How do you simplify #(sqrt(6)-2)/(11+sqrt(6))#?

1 Answer
Sep 23, 2015

Answer:

#(13sqrt(6)-28)/115#

Explanation:

#(sqrt(6) -2)/(11+sqrt(6))#
#=(sqrt(6) -2)/(11+sqrt(6)) * (11-sqrt(6))/(11-sqrt(6))#

this is a trick to get rid of the #sqrt(6)# of the #(11+sqrt(6))# in the denominator. We are basically constructing what is called the "conjugate" of the denominator, #(11-sqrt(6))#, which is exactly the same thing as the denominator but with the opposite sign in the middle. If the denominator is #(a+b)#, the conjugate is #(a-b)#. If the denominator is #(a-b)#, the conjugate is #(a+b)#.

Why do we want to multiply by the conjugate?
because:
#(a+b)*(a-b)=a^2-b^2#
so if a or b (or both) were square-roots, the results is squared and we are thereby getting rid of the square-root.
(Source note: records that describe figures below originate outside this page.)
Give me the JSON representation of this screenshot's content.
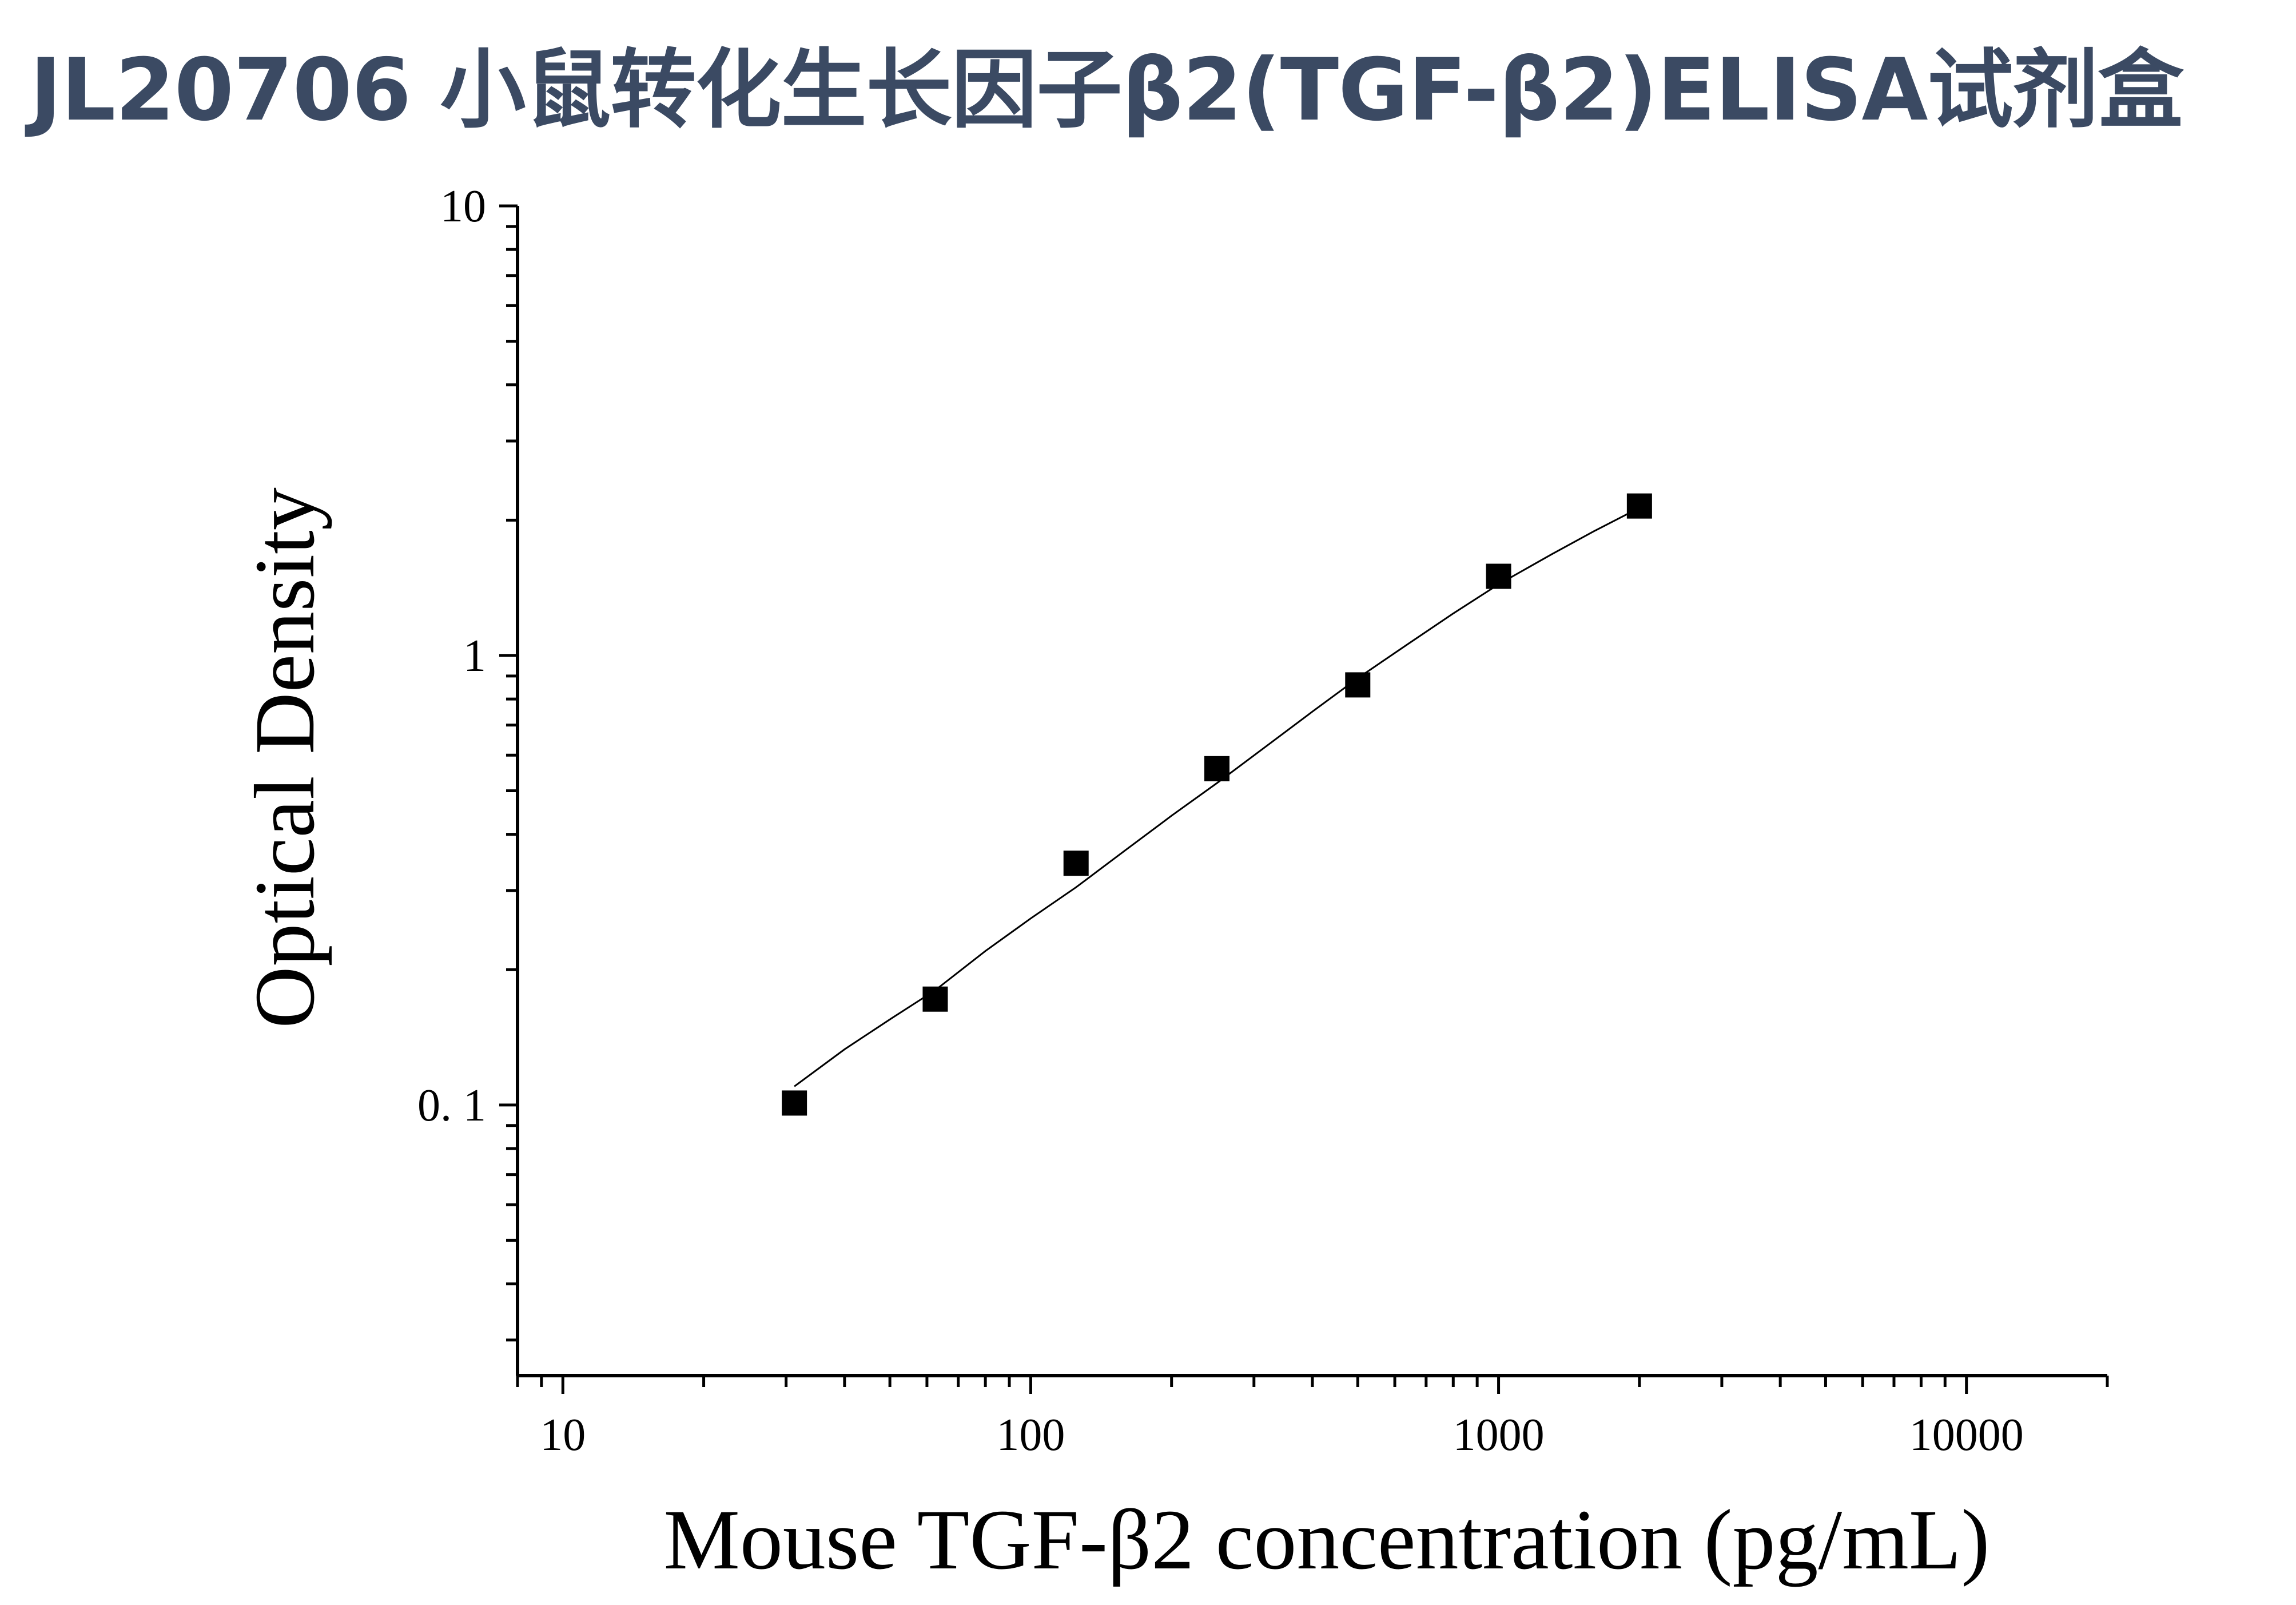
{
  "title": "JL20706 小鼠转化生长因子β2(TGF-β2)ELISA试剂盒",
  "colors": {
    "title": "#3b4a63",
    "ink": "#000000"
  },
  "chart_data": {
    "type": "scatter",
    "xlabel": "Mouse TGF-β2 concentration (pg/mL)",
    "ylabel": "Optical Density",
    "xscale": "log",
    "yscale": "log",
    "xlim": [
      8,
      20000
    ],
    "ylim": [
      0.025,
      10
    ],
    "x_ticks": [
      {
        "value": 10,
        "label": "10"
      },
      {
        "value": 100,
        "label": "100"
      },
      {
        "value": 1000,
        "label": "1000"
      },
      {
        "value": 10000,
        "label": "10000"
      }
    ],
    "y_ticks": [
      {
        "value": 0.1,
        "label": "0. 1"
      },
      {
        "value": 1,
        "label": "1"
      },
      {
        "value": 10,
        "label": "10"
      }
    ],
    "grid": false,
    "legend": "none",
    "series": [
      {
        "marker": "square",
        "x": [
          31.25,
          62.5,
          125,
          250,
          500,
          1000,
          2000
        ],
        "y": [
          0.101,
          0.172,
          0.345,
          0.56,
          0.86,
          1.5,
          2.15
        ]
      }
    ],
    "fit_curve": {
      "type": "line",
      "x": [
        31.25,
        40,
        50,
        62.5,
        80,
        100,
        125,
        160,
        200,
        250,
        320,
        400,
        500,
        640,
        800,
        1000,
        1300,
        1600,
        2000
      ],
      "y": [
        0.11,
        0.133,
        0.155,
        0.18,
        0.22,
        0.26,
        0.305,
        0.37,
        0.44,
        0.52,
        0.63,
        0.75,
        0.89,
        1.06,
        1.24,
        1.44,
        1.68,
        1.89,
        2.13
      ]
    }
  }
}
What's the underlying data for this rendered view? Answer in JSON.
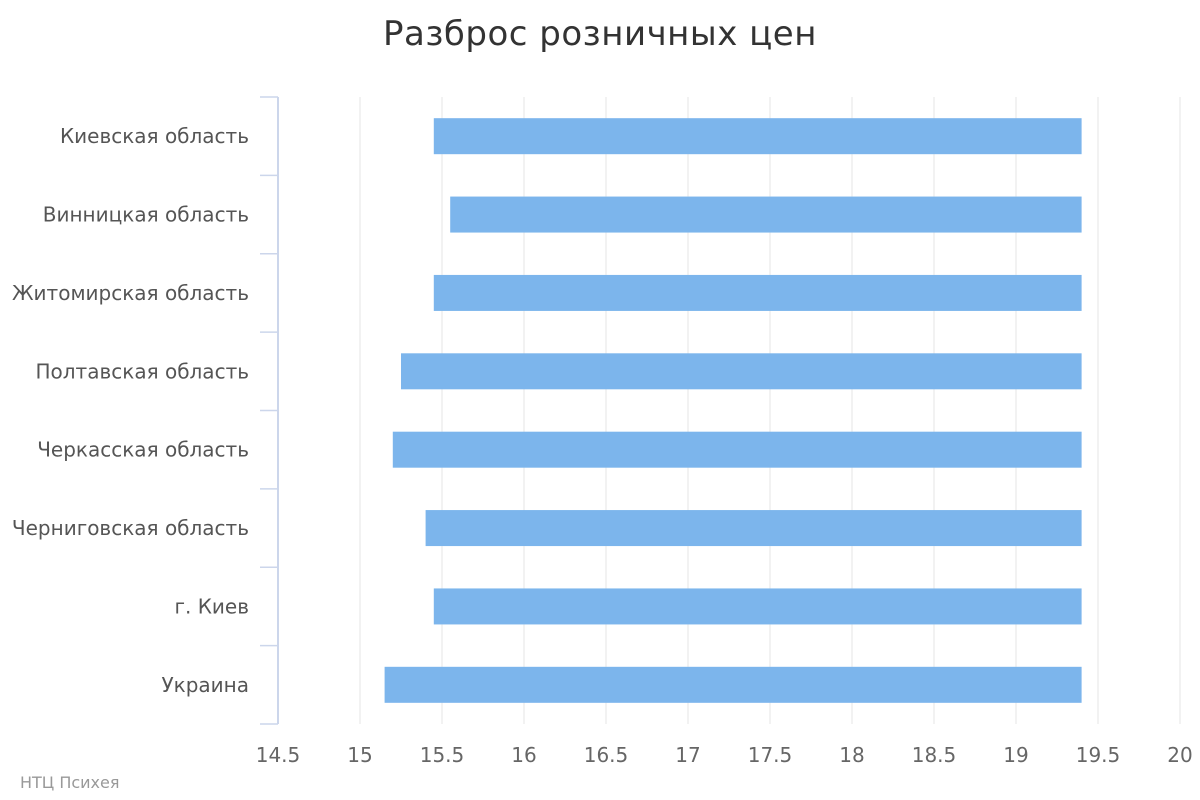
{
  "chart_data": {
    "type": "bar",
    "orientation": "horizontal",
    "title": "Разброс розничных цен",
    "categories": [
      "Киевская область",
      "Винницкая область",
      "Житомирская область",
      "Полтавская область",
      "Черкасская область",
      "Черниговская область",
      "г. Киев",
      "Украина"
    ],
    "series": [
      {
        "low": [
          15.45,
          15.55,
          15.45,
          15.25,
          15.2,
          15.4,
          15.45,
          15.15
        ],
        "high": [
          19.4,
          19.4,
          19.4,
          19.4,
          19.4,
          19.4,
          19.4,
          19.4
        ]
      }
    ],
    "xlim": [
      14.5,
      20
    ],
    "xticks": [
      "14.5",
      "15",
      "15.5",
      "16",
      "16.5",
      "17",
      "17.5",
      "18",
      "18.5",
      "19",
      "19.5",
      "20"
    ],
    "grid": true,
    "bar_color": "#7cb5ec",
    "grid_color": "#e6e6e6",
    "axis_color": "#ccd6eb"
  },
  "credit": "НТЦ Психея"
}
Note that we need to multiply the top (numerator) also by the same conjugate-of-the-denominator so that
#(11-sqrt(6))/(11-sqrt(6)) = 1# (as long as it's not #0/0# it is fine).
that is, we're only multiplying by 1 so we are not affecting the results at all.

Then it becomes easy:
#=((sqrt(6) - 2)(11-sqrt(6))) / (11^2-6)#
#=(11sqrt(6)-sqrt(6)sqrt(6)-22+2sqrt(6))/(121-6)#
#=(13sqrt(6)-28)/115#

At this stage, I don't see any more ways to simplify this further, so this must be the answer.